Thursday, November 9th 2023, 5:17 pm
A republican lawmaker is raising concerns about the state’s death penalty.
“Death row has to be the highest of bars to meet, and I don't believe several cases we have on death row have even met that bar,” said Rep. Kevin McDugle (R-Broken Arrow).
Oklahoma has carried out 122 executions since 1976, more than any other state in the U.S. Oklahoma has also exonerated 11 people in that time period.
After a clemency recommendation from the pardon and parole board, we’re waiting on word from the governor, if death row inmate Phillip Hancock’s life will be spared.
“I fight for it because Oklahomans - we want to do the right thing and the right thing is not putting Phillip Hancock to death, that's for sure,” said Rep. McDugle.
Rep. McDugle has spent the last few years digging into the state’s death penalty. He says he’s uncovered some serious problems.
“I’m 100 percent pro death penalty but we've got to get it right. Oklahomans don't want to put innocent people to death. We've got to make sure if we have a process for the death penalty that its a high bar for the most heinous crimes,” said Rep. McDugle.
McDugle says some of the dozens sitting on death row have not met the high bar, or committed heinous crimes that warrant the death penalty.
“With Phillip Hancock there's all kinds of evidence that they lured him into a house, that he defended himself. Why in the world is he on death row? He shouldn't be on death row today,” said Rep. McDugle.
McDugle was also part of a bipartisan review in 2017 that recommended more than 40 changes to Oklahoma's capital punishment process.

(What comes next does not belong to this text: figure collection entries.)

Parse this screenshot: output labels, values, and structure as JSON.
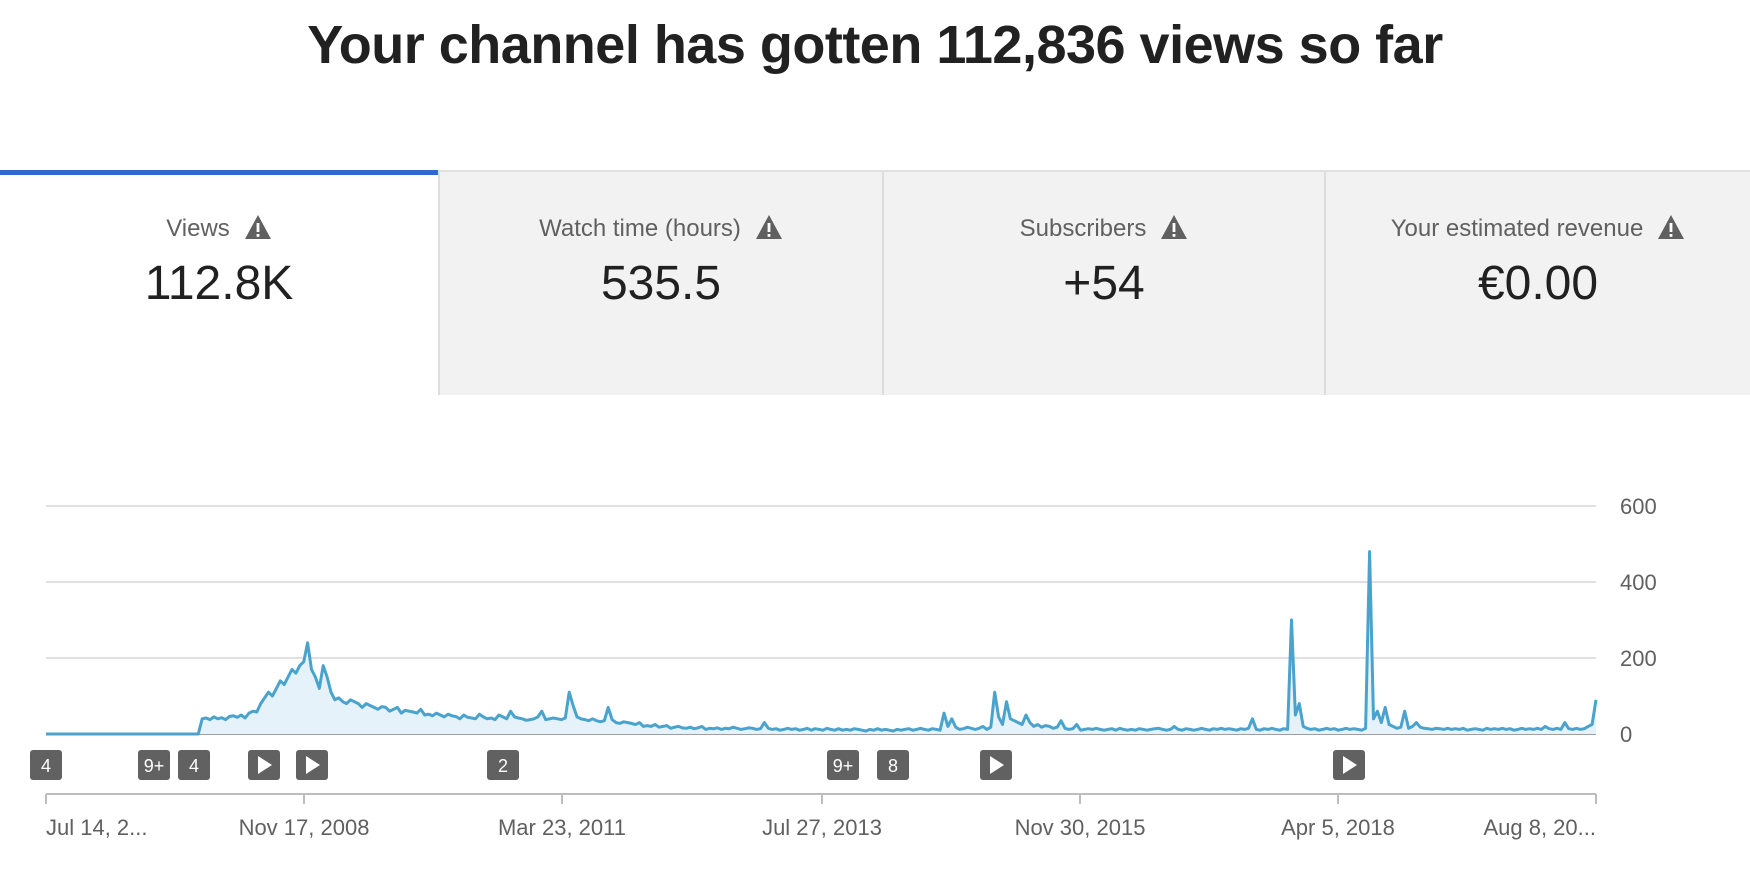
{
  "headline": "Your channel has gotten 112,836 views so far",
  "tabs": [
    {
      "label": "Views",
      "value": "112.8K",
      "active": true
    },
    {
      "label": "Watch time (hours)",
      "value": "535.5",
      "active": false
    },
    {
      "label": "Subscribers",
      "value": "+54",
      "active": false
    },
    {
      "label": "Your estimated revenue",
      "value": "€0.00",
      "active": false
    }
  ],
  "colors": {
    "accent": "#3367d6",
    "series": "#4aa3cc",
    "series_fill": "#e6f2fa",
    "marker": "#616161"
  },
  "chart_data": {
    "type": "area",
    "series": [
      {
        "values": [
          0,
          0,
          0,
          0,
          0,
          0,
          0,
          0,
          0,
          0,
          0,
          0,
          0,
          0,
          0,
          0,
          0,
          0,
          0,
          0,
          0,
          0,
          0,
          0,
          0,
          0,
          0,
          0,
          0,
          0,
          0,
          0,
          0,
          0,
          0,
          0,
          0,
          0,
          0,
          0,
          40,
          42,
          38,
          45,
          40,
          43,
          38,
          46,
          48,
          44,
          50,
          42,
          55,
          60,
          58,
          80,
          95,
          110,
          100,
          120,
          140,
          130,
          150,
          170,
          160,
          180,
          190,
          240,
          170,
          150,
          120,
          180,
          150,
          110,
          90,
          95,
          85,
          80,
          90,
          85,
          80,
          70,
          80,
          75,
          70,
          65,
          72,
          70,
          60,
          65,
          70,
          55,
          62,
          60,
          58,
          55,
          65,
          50,
          52,
          48,
          55,
          50,
          45,
          52,
          48,
          46,
          40,
          50,
          44,
          42,
          40,
          52,
          45,
          40,
          42,
          38,
          50,
          45,
          40,
          60,
          45,
          42,
          40,
          36,
          38,
          40,
          45,
          60,
          38,
          40,
          42,
          40,
          38,
          42,
          110,
          75,
          45,
          40,
          38,
          35,
          40,
          35,
          32,
          35,
          70,
          38,
          30,
          28,
          32,
          30,
          28,
          25,
          30,
          20,
          22,
          20,
          25,
          18,
          20,
          22,
          15,
          18,
          20,
          16,
          15,
          18,
          14,
          16,
          20,
          12,
          15,
          14,
          16,
          12,
          15,
          14,
          18,
          15,
          12,
          14,
          16,
          15,
          12,
          14,
          30,
          15,
          12,
          14,
          10,
          12,
          15,
          12,
          14,
          10,
          12,
          15,
          10,
          14,
          12,
          10,
          15,
          12,
          10,
          14,
          10,
          12,
          10,
          14,
          12,
          10,
          8,
          12,
          10,
          14,
          10,
          12,
          10,
          8,
          12,
          10,
          12,
          14,
          10,
          12,
          15,
          12,
          10,
          14,
          12,
          10,
          55,
          20,
          40,
          18,
          12,
          14,
          18,
          15,
          12,
          15,
          20,
          12,
          18,
          110,
          45,
          25,
          85,
          40,
          35,
          30,
          25,
          50,
          30,
          20,
          25,
          18,
          22,
          20,
          15,
          18,
          35,
          15,
          12,
          14,
          25,
          10,
          12,
          14,
          12,
          15,
          12,
          10,
          12,
          14,
          10,
          15,
          12,
          10,
          12,
          10,
          14,
          12,
          10,
          12,
          14,
          15,
          12,
          10,
          12,
          20,
          12,
          10,
          14,
          12,
          10,
          12,
          15,
          12,
          10,
          14,
          12,
          15,
          12,
          14,
          12,
          10,
          14,
          12,
          15,
          40,
          12,
          10,
          14,
          12,
          15,
          12,
          10,
          14,
          12,
          300,
          50,
          80,
          20,
          15,
          12,
          14,
          10,
          12,
          15,
          12,
          14,
          10,
          12,
          15,
          12,
          14,
          12,
          10,
          15,
          480,
          40,
          60,
          30,
          70,
          25,
          20,
          15,
          18,
          60,
          15,
          20,
          30,
          18,
          15,
          14,
          12,
          15,
          14,
          12,
          15,
          12,
          14,
          12,
          15,
          10,
          12,
          14,
          12,
          10,
          15,
          12,
          14,
          12,
          15,
          12,
          14,
          10,
          12,
          15,
          12,
          14,
          12,
          15,
          12,
          20,
          14,
          12,
          15,
          12,
          30,
          14,
          12,
          15,
          12,
          14,
          20,
          25,
          90
        ]
      }
    ],
    "xlabels": [
      "Jul 14, 2...",
      "Nov 17, 2008",
      "Mar 23, 2011",
      "Jul 27, 2013",
      "Nov 30, 2015",
      "Apr 5, 2018",
      "Aug 8, 20..."
    ],
    "yticks": [
      0,
      200,
      400,
      600
    ],
    "ylim": [
      0,
      600
    ],
    "grid": true,
    "markers": [
      "4",
      "9+",
      "4",
      "play",
      "play",
      "2",
      "9+",
      "8",
      "play",
      "play"
    ]
  }
}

While lawmakers continue to push for changes to be made, McDugle says almost none of those recommendations have been implemented.

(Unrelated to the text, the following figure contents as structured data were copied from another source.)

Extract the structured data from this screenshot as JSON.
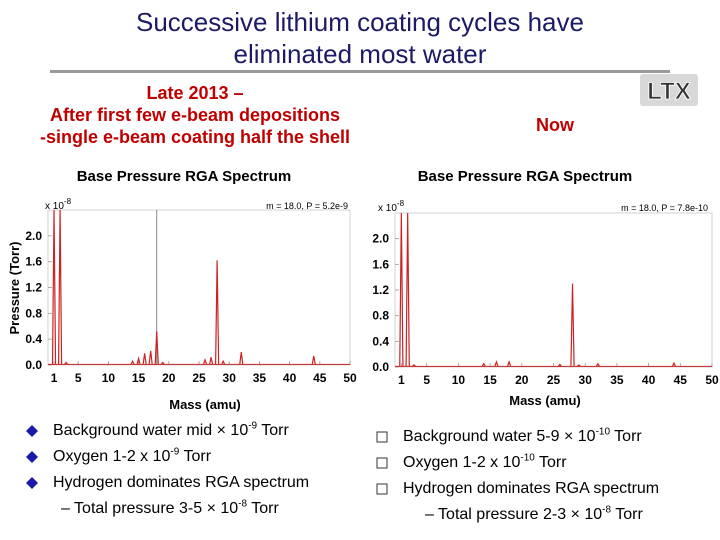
{
  "slide": {
    "title_line1": "Successive lithium coating cycles have",
    "title_line2": "eliminated most water",
    "logo_text": "LTX"
  },
  "left": {
    "caption_lines": [
      "Late 2013 –",
      "After first few e-beam depositions",
      "-single e-beam coating half the shell"
    ],
    "bullets": [
      {
        "text": "Background water mid × 10",
        "sup": "-9",
        "unit": " Torr"
      },
      {
        "text": "Oxygen 1-2 x 10",
        "sup": "-9",
        "unit": " Torr"
      },
      {
        "text": "Hydrogen dominates RGA spectrum",
        "sup": "",
        "unit": ""
      }
    ],
    "sub": {
      "text": "– Total pressure 3-5 × 10",
      "sup": "-8",
      "unit": " Torr"
    },
    "bullet_color": "#1a1aa8"
  },
  "right": {
    "caption": "Now",
    "bullets": [
      {
        "text": "Background water 5-9 × 10",
        "sup": "-10",
        "unit": " Torr"
      },
      {
        "text": "Oxygen 1-2 x 10",
        "sup": "-10",
        "unit": " Torr"
      },
      {
        "text": "Hydrogen dominates RGA spectrum",
        "sup": "",
        "unit": ""
      }
    ],
    "sub": {
      "text": "– Total pressure 2-3 × 10",
      "sup": "-8",
      "unit": " Torr"
    }
  },
  "chart_data": [
    {
      "type": "line",
      "title": "Base Pressure RGA Spectrum",
      "multiplier_base": "x 10",
      "multiplier_exp": "-8",
      "readout": "m = 18.0, P = 5.2e-9",
      "xlabel": "Mass (amu)",
      "ylabel": "Pressure (Torr)",
      "xticks": [
        1,
        5,
        10,
        15,
        20,
        25,
        30,
        35,
        40,
        45,
        50
      ],
      "yticks": [
        "0.0",
        "0.4",
        "0.8",
        "1.2",
        "1.6",
        "2.0"
      ],
      "xlim": [
        0,
        50
      ],
      "ylim": [
        0,
        2.4
      ],
      "cursor_x": 18,
      "line_color": "#cc2222",
      "peaks": [
        {
          "x": 1,
          "y": 2.4
        },
        {
          "x": 2,
          "y": 2.4
        },
        {
          "x": 3,
          "y": 0.04
        },
        {
          "x": 14,
          "y": 0.06
        },
        {
          "x": 15,
          "y": 0.1
        },
        {
          "x": 16,
          "y": 0.18
        },
        {
          "x": 17,
          "y": 0.22
        },
        {
          "x": 18,
          "y": 0.52
        },
        {
          "x": 19,
          "y": 0.04
        },
        {
          "x": 26,
          "y": 0.08
        },
        {
          "x": 27,
          "y": 0.12
        },
        {
          "x": 28,
          "y": 1.62
        },
        {
          "x": 29,
          "y": 0.06
        },
        {
          "x": 32,
          "y": 0.2
        },
        {
          "x": 44,
          "y": 0.14
        }
      ]
    },
    {
      "type": "line",
      "title": "Base Pressure RGA Spectrum",
      "multiplier_base": "x 10",
      "multiplier_exp": "-8",
      "readout": "m = 18.0, P = 7.8e-10",
      "xlabel": "Mass (amu)",
      "ylabel": "",
      "xticks": [
        1,
        5,
        10,
        15,
        20,
        25,
        30,
        35,
        40,
        45,
        50
      ],
      "yticks": [
        "0.0",
        "0.4",
        "0.8",
        "1.2",
        "1.6",
        "2.0"
      ],
      "xlim": [
        0,
        50
      ],
      "ylim": [
        0,
        2.4
      ],
      "cursor_x": null,
      "line_color": "#cc2222",
      "peaks": [
        {
          "x": 1,
          "y": 2.4
        },
        {
          "x": 2,
          "y": 2.4
        },
        {
          "x": 3,
          "y": 0.03
        },
        {
          "x": 14,
          "y": 0.05
        },
        {
          "x": 16,
          "y": 0.08
        },
        {
          "x": 18,
          "y": 0.08
        },
        {
          "x": 26,
          "y": 0.04
        },
        {
          "x": 28,
          "y": 1.3
        },
        {
          "x": 29,
          "y": 0.03
        },
        {
          "x": 32,
          "y": 0.05
        },
        {
          "x": 44,
          "y": 0.06
        }
      ]
    }
  ]
}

“Ten percent of the people that we put on death row have been proven innocent so with those ratios we have surely put to death an innocent person at some time,” said Rep. McDugle.
“If we put to death Richard Glossip we put to death an innocent person, Phillip Hancock I believe is the same way,” said Rep. McDugle.
Governor Stitt’s office said in a statement they are reviewing Hancock’s case and clemency recommendation. If Stitt does not grant clemency Hancock is scheduled to be executed on November 30th.